Kendrick Lamar is, unfortunately for those of us who would like to listen to our music in peace, at the heart of a debate about what hip-hop and music in general should represent. To many fans, Kendrick embodies a return to the classic social and lyrical ideals of hip-hop. By extension, he also offers a rejection of contemporary hip-hop’s (and contemporary music in general’s) fixation on quick, empty, perhaps disposable hits. He is a reminder that music is art that is labored over and deeply invested with meaning, which can then be exhaustively unpacked. good kid m.A.A.d. city isn’t just a reflection of the emotional reality of growing up in Compton, it’s a text to be dissected. I’m glad that people can appreciate Kendrick in this way—by all means, enjoy music in a way that makes you happy!—but I’m equally glad that To Pimp a Butterfly is an album that avoids this debate in favor of something more elemental, even as it will inevitably appeal to those who prefer to think of Kendrick as hip-hop’s savior. As he recently told the New York Times, thinking of this album as solely political “would be shortchanging it,” since “it’s a record full of strength and courage and honesty” as well as “growth and acknowledgment and denial.”

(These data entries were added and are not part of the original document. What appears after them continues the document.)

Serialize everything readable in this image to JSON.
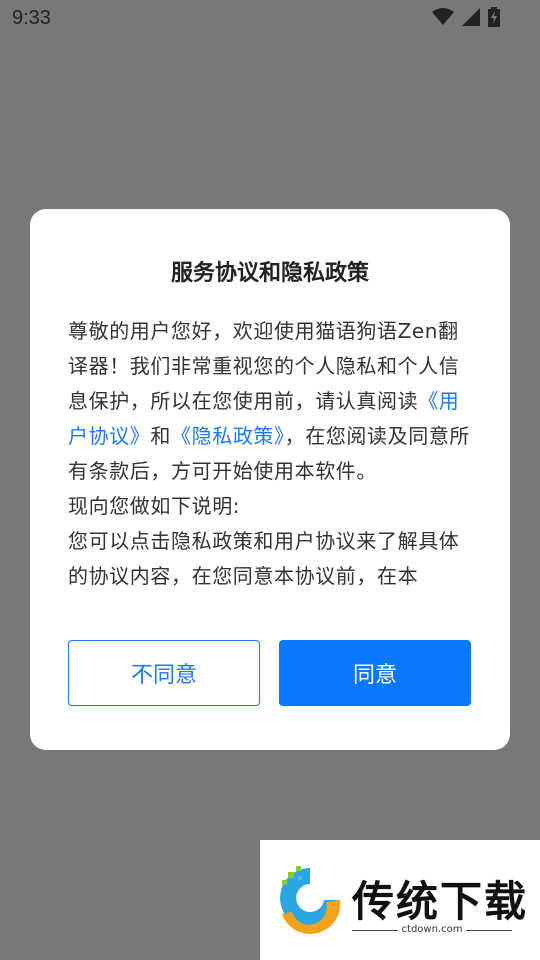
{
  "status_bar": {
    "time": "9:33"
  },
  "dialog": {
    "title": "服务协议和隐私政策",
    "body": {
      "part1": "尊敬的用户您好，欢迎使用猫语狗语Zen翻译器！我们非常重视您的个人隐私和个人信息保护，所以在您使用前，请认真阅读",
      "link_user_agreement": "《用户协议》",
      "and": "和",
      "link_privacy_policy": "《隐私政策》",
      "part2": "，在您阅读及同意所有条款后，方可开始使用本软件。",
      "para2": "现向您做如下说明:",
      "para3": "您可以点击隐私政策和用户协议来了解具体的协议内容，在您同意本协议前，在本"
    },
    "disagree_label": "不同意",
    "agree_label": "同意"
  },
  "watermark": {
    "title": "传统下载",
    "subtitle": "ctdown.com"
  },
  "colors": {
    "accent": "#0a78fa",
    "link": "#1e78f0",
    "overlay": "#787878"
  },
  "icons": [
    "wifi-icon",
    "signal-icon",
    "battery-charging-icon"
  ]
}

If gkmc was an album about Compton, To Pimp a Butterfly is an album about America. That’s clear when Kendrick addresses being black in America on songs like “The Blacker the Berry” with lyrics like “I know you hate me, don't you? / You hate my people, I can tell cause it's threats when I see you.” It’s clear given the album cover showing a range of black faces in front of the White House. But it’s also buried in the album’s DNA, the same way that D’Angelo’s Black Messiah or Flying Lotus’s You’re Dead presented themselves as political even when the lyrics were not: It assumes funk, soul, and jazz as a sonic default, and it explicitly places hip-hop within that lineage of canonical American music, which is also inextricably black music.

It is full of vibes. It is funky. It is not, like gkmc, a depiction of a place as it is (Compton) but an imagining of one (America) as it could be. Kendrick Lamar’s dick, once as big as the Eiffel Tower, engorged with hip-hop bravado, is back in simple, human, base, sexual terms, measuring in on “For Free? (Interlude)” at nine inches. This album's scale is similarly more approachable, even if it might ultimately be harder to wrap your head around. The key to understanding it is to stop trying so hard to understand it. Stop worrying that there are too many layers or too many threads to follow or too much to decode. To Pimp a Butterfly is immediate. Its sound is instantly timeless. Everything here is straightforwardly human, self-evidently black, implicitly American, transparently important, inevitably imperfect, and reassuringly, critically, meant to be felt.

Kyle Kramer doesn't want to self-destruct. Follow him on Twitter.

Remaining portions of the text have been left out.